Rolf Richterich (FDP) als Präsident der Bau- und Planungskommission erklärt, die im Januar 2007 eingereichte Initiative verlange einerseits die Schaffung eines Fonds für die Finanzierung der Investitionen im öffentlichen Verkehr und andererseits die rasche Realisierung von drei konkreten Bauvorhaben.


In der Kommission war Eintreten unbestritten. Einerseits wurde über die Zweckmässigkeit der Fondslösung diskutiert - die Mehrheit hielt diese für zu wenig flexibel -; andererseits wurde ferner die Auswahl und Priorisierung der zu fördernden Projekte in Frage gestellt und die jährliche Einlage von CHF 15 Mio. als zu tief empfunden.

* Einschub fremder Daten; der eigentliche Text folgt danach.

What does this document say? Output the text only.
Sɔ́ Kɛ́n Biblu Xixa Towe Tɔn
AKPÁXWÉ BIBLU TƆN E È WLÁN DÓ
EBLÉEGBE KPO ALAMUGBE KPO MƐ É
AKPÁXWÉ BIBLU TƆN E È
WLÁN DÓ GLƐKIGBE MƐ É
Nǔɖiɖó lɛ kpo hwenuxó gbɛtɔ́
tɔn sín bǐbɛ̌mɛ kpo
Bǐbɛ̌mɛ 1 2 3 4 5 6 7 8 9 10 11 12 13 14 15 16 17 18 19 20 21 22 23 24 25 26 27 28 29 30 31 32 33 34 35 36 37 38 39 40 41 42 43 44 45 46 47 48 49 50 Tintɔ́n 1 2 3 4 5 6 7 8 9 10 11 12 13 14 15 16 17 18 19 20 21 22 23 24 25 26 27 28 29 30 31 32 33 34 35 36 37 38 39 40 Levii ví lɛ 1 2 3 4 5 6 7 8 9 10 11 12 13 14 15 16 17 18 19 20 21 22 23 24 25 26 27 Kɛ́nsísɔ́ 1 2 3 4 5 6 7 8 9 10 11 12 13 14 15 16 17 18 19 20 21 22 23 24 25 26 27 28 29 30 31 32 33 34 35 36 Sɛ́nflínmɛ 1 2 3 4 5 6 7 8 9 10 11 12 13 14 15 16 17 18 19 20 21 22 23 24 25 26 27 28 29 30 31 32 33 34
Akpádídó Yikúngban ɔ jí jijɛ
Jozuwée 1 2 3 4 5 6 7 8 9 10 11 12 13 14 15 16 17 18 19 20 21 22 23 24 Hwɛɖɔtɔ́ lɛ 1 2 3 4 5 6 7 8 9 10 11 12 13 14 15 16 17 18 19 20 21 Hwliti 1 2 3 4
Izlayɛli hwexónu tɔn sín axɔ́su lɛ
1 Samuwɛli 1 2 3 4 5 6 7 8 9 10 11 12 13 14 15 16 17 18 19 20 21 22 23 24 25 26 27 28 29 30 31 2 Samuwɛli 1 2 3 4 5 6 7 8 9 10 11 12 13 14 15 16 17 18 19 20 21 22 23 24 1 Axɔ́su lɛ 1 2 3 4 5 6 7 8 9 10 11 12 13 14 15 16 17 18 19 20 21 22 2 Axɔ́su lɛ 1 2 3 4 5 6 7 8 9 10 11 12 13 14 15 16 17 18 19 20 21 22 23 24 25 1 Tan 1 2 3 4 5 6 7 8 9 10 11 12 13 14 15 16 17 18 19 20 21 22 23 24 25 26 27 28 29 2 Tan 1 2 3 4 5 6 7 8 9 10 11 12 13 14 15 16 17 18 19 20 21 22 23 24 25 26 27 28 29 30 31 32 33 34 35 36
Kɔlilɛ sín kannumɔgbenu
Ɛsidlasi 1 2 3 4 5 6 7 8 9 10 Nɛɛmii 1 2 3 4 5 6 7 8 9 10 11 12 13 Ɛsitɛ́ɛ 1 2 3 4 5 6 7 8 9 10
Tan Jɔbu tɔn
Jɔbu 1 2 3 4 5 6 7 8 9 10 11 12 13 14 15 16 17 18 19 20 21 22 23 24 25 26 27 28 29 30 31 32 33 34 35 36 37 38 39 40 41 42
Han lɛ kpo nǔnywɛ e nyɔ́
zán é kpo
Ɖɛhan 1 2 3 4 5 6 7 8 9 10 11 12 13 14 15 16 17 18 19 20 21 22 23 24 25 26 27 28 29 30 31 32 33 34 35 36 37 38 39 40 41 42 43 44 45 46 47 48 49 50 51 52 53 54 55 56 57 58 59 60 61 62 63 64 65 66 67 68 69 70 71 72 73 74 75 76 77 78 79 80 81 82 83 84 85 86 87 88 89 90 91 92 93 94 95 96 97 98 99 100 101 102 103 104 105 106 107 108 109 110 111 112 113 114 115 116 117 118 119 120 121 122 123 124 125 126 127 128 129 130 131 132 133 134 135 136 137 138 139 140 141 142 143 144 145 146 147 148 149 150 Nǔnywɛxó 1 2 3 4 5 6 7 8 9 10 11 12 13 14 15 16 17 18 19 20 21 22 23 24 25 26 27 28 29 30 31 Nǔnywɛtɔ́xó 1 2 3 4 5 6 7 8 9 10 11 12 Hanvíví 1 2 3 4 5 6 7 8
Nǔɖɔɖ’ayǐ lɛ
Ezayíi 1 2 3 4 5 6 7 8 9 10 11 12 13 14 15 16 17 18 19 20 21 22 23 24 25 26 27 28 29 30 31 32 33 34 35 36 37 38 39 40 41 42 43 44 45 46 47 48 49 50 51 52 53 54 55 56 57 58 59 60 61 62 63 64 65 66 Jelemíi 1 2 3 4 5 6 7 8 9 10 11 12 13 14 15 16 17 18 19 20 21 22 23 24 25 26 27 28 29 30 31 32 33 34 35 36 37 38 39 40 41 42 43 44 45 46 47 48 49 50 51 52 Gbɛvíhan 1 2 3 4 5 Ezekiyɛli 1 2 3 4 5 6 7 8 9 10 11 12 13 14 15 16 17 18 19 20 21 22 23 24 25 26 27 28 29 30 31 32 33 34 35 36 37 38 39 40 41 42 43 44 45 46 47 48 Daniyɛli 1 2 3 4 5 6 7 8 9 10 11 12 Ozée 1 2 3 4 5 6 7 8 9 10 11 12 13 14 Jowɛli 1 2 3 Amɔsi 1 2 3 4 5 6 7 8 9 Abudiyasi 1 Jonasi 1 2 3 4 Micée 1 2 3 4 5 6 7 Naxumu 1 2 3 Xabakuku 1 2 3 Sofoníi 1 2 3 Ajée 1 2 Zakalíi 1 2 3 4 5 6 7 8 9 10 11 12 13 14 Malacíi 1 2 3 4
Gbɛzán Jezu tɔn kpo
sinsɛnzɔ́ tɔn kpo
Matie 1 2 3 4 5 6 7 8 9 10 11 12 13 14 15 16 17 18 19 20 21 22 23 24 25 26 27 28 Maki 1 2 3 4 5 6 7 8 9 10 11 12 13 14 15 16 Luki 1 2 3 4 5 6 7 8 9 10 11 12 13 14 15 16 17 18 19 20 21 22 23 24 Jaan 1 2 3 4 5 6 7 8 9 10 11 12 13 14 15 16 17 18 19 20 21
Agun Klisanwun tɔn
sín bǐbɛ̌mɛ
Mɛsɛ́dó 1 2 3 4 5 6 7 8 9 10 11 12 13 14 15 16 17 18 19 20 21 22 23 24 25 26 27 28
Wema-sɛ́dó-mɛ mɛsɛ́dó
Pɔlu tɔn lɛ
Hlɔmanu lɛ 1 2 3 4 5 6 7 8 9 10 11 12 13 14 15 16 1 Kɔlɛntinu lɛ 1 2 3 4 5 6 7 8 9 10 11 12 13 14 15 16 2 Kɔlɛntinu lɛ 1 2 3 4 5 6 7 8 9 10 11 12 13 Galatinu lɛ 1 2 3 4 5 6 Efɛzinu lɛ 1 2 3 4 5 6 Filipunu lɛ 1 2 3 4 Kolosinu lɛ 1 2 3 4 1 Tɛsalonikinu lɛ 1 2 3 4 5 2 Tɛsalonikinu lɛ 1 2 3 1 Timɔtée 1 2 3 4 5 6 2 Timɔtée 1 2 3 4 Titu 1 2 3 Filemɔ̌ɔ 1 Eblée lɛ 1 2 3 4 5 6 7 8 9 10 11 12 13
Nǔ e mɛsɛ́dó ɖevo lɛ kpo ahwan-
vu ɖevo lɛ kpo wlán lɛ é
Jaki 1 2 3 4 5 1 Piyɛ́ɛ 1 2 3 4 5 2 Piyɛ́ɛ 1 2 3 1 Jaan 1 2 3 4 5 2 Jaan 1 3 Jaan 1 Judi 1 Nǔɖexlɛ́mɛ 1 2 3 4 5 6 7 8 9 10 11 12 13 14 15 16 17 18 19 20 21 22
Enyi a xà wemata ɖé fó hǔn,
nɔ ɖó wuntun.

Die Kommission folgt mit 8:5 Stimmen dem regierungsrätlichen Antrag, die Initiative abzulehnen und sie den Stimmberechtigten zur Ablehnung zu empfehlen.


- Eintretensdebatte


Martin Rüegg (SP) betont, die Initiative wolle das ÖV-Gesetz in zwei Punkten ergänzen:


In § 6a wird ein Investitionsfonds geschaffen, der jährlich mit CHF 15 Mio. alimentiert wird. So wird der Kanton fit gemacht für künftige Herausforderungen im öffentlichen Verkehr. Dieser Fonds bildet keine Gefahr für den kantonalen Haushalt, wie dies die Regierung etwas hilflos glauben zu machen versucht. Gefahr für den kerngesunden kantonalen Haushalt drohen allenfalls durch millionenschwere Steuergeschenke an Grossunternehmen und an die 4'400 Millionäre im Kanton sowie von den ständigen Kostenüberschreitungen bei Grossprojekten wie der H2 oder dem Justizzentrum Muttenz und von den schwarzmalerischen Finanzplänen, die zu Übungen wie GAP führen, aber nicht vom ÖV-Fonds. Die vorgeschlagene Lösung ist keine Erfindung der SP Baselland, sondern wird mit grossem Erfolg im Kanton Zürich praktiziert. Immer wieder wird betont, dass Zürich auf dem Gebiet der ÖV-Förderung Massstäbe setze, aber wenn nun ein Fonds mit einer vernünftigen Einlagehöhe angeregt wird, ist es auch wieder nicht richtig. Die Fondslösung ist prospektiv und weist den Weg für die nächsten fünfzehn Jahre. Der Landrat hat es zudem in der Hand, auf weitere Einlagen zu verzichten, wenn die drei priorisierten Projekte umgesetzt sind.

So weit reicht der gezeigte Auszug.